Ecology of thought

My feeds this week kept popping up with a bothersome headline, stated in a variety of ways: Smartphones are Making Us Stupid, Technology is Making us Lazy, Does Smartphone use Decrease Intelligence?

The University of Waterloo released a paper this week that was originally published in Computers in Human Behavior back in July. Titled The Brain in your Pocket: Evidence that Smartphones are used to Supplant Thinking, the authors find a negative correlation between cognitive functioning and the use of search engines via smartphones.

The authors refer to smartphones as an “extended mind,” and make causal claims about the effects of this technological extension upon the current and futures state of human cognition. Namely, they predict that increased use of smartphones to gather information will indulge the human tendency towards lazy thinking, and we will become increasingly reliant upon devices. That is, the authors predict an outsourcing of critical thought. It’s kind of scary, really.

But before the phone stackers triumphantly proclaim that they told us so! Let’s look more closely at the research and the underlying assumptions of the research question.   

The authors base their findings on 3 studies, in which they ask participants to self-report about device usage and then give them a series of tests on both cognitive style and cognitive ability. Cognitive style refers to the tendency to engage in effortful thinking, while cognitive ability refers to the ‘computational power’ a person has available. Participants included Mechanical Turks (Studies 1 and 2) and College Students (Study 3). They find that using search engines via smartphone are negatively correlated with both style and ability.

Here is their hypothesis and rationale:

 One potential consequence of the accessibility of Smartphone technology is that the general disinclination and/or inability to engage analytic thinking may now be applicable not only to reliance on intuitive and heuristic thinking, but also to no thinking at all. A straightforward prediction follows from this line of reasoning: There should be a relation between these two forms of cognitive miserliness, such that those more prone to rely on intuitive cognitive heuristics should be more prone to heavy Smartphones use. We tested this prediction in three studies.

Actually, they tested more than intuitiveness, but also ability, yet I digress. This hypothesis implies (though does not state) a research question: How does smartphone usage affect cognitive processes? This is an important question, but one the research was never prepared to answer thoughtfully. Rather, the authors recast this question as a prediction, embedded in a host of assumptions which privilege unmediated thought.

This approach is inherently flawed. It defines cognitive functioning (incorrectly) as a raw internal process, untouched by technology in its purest state. This approach pits the brain against the device, as though tools are foreign intruders upon the natural body. This is simply not the case. Humans defining characteristic is our need for tools. Our brains literally developed with and through technology. This continues to be true. Brains are highly plastic, and new technologies change how cognition works. Our thought processes are, and always have been, mediated.

With a changing technological landscape, this means that cognitive tests quickly become outdated and fail to make sense as ‘objective’ measures of skill and ability.

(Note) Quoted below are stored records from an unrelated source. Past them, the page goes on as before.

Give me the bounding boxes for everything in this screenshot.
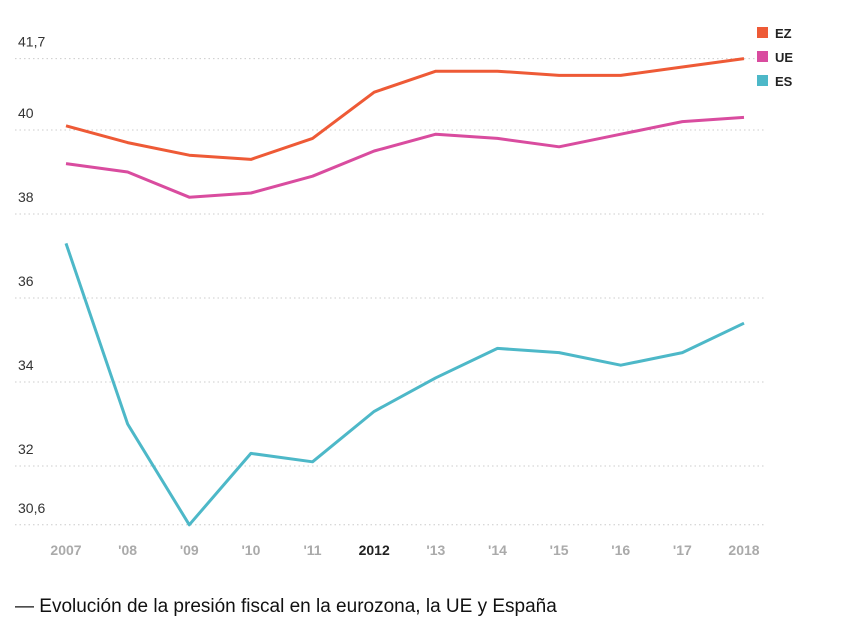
x-tick-label: '14 bbox=[488, 542, 507, 558]
y-tick-label: 34 bbox=[18, 357, 34, 373]
x-tick-label: '11 bbox=[303, 542, 321, 558]
legend-label: UE bbox=[775, 50, 793, 65]
x-tick-label: 2018 bbox=[728, 542, 759, 558]
x-axis-ticks: 2007 '08 '09 '10 '11 2012 '13 '14 '15 '16 '17 2018 bbox=[50, 542, 759, 558]
y-tick-label: 41,7 bbox=[18, 34, 45, 50]
y-tick-label: 40 bbox=[18, 105, 34, 121]
legend-label: ES bbox=[775, 74, 793, 89]
series-line-es bbox=[64, 242, 745, 527]
legend-label: EZ bbox=[775, 26, 792, 41]
series-line-ue bbox=[65, 115, 745, 199]
y-tick-label: 32 bbox=[18, 441, 34, 457]
legend: EZ UE ES bbox=[757, 26, 793, 89]
x-tick-label: '17 bbox=[673, 542, 692, 558]
x-tick-label: '15 bbox=[550, 542, 569, 558]
legend-swatch-ez bbox=[757, 27, 768, 38]
chart-title: — Evolución de la presión fiscal en la e… bbox=[15, 596, 557, 617]
y-tick-label: 36 bbox=[18, 273, 34, 289]
x-tick-label: 2012 bbox=[359, 542, 390, 558]
x-tick-label: '10 bbox=[241, 542, 260, 558]
series-lines bbox=[64, 57, 745, 527]
gridlines bbox=[15, 58, 765, 526]
x-tick-label: '16 bbox=[611, 542, 630, 558]
x-tick-label: '08 bbox=[118, 542, 137, 558]
y-tick-label: 38 bbox=[18, 189, 34, 205]
legend-swatch-ue bbox=[757, 51, 768, 62]
legend-swatch-es bbox=[757, 75, 768, 86]
series-line-ez bbox=[65, 57, 745, 161]
x-tick-label: 2007 bbox=[50, 542, 81, 558]
y-axis-ticks: 41,7 40 38 36 34 32 30,6 bbox=[18, 34, 45, 516]
x-tick-label: '13 bbox=[426, 542, 445, 558]
y-tick-label: 30,6 bbox=[18, 500, 45, 516]
x-tick-label: '09 bbox=[180, 542, 199, 558]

In other words, definitions of high functioning cognition are always in flux.  Therefore, in reading cognitive research that makes evaluative claims, we should critically examine which forms of cognition the study privileges. In turn, authors should make their assumptions clear. In this case, we can discern that the authors define high cognitive functioning as digitally unmediated.

Certainly, it is useful to understand how cognition is changing, and traditional measures are good baselines to track that change. But change does not indicate laziness, stupidity, or, as the authors claim, no thinking at all.  It indicates, instead, the need for new measures.

A more interesting question, for me,  is how are intelligence and thoughtfulness changing? Rather than understand the brain and the device as separate sources of thought, could we instead render them connected nodes within a thought ecology? Such a rendering first, recognizes the increasing presence of digital devices in everyday life, and second, explicitly accounts for the relationship between structural inequalities and definitions of intelligence.

Definitions of intelligence have a long history of privileging the skills and logics of dominant groups. If cognitive function is tied to digital devices, then digital inequality—rather than human deficiency—becomes a key variable in understanding variations. At some level, I think people already understand this. After all, is it not the underlying driver of digital literacy movements?

This was not the study I wanted it to be. It does, however, tell us something interesting. People are changing. Our thought processes are changing. This is a moment of cognitive flux, and mobile digital technologies are key players in the future of thinking.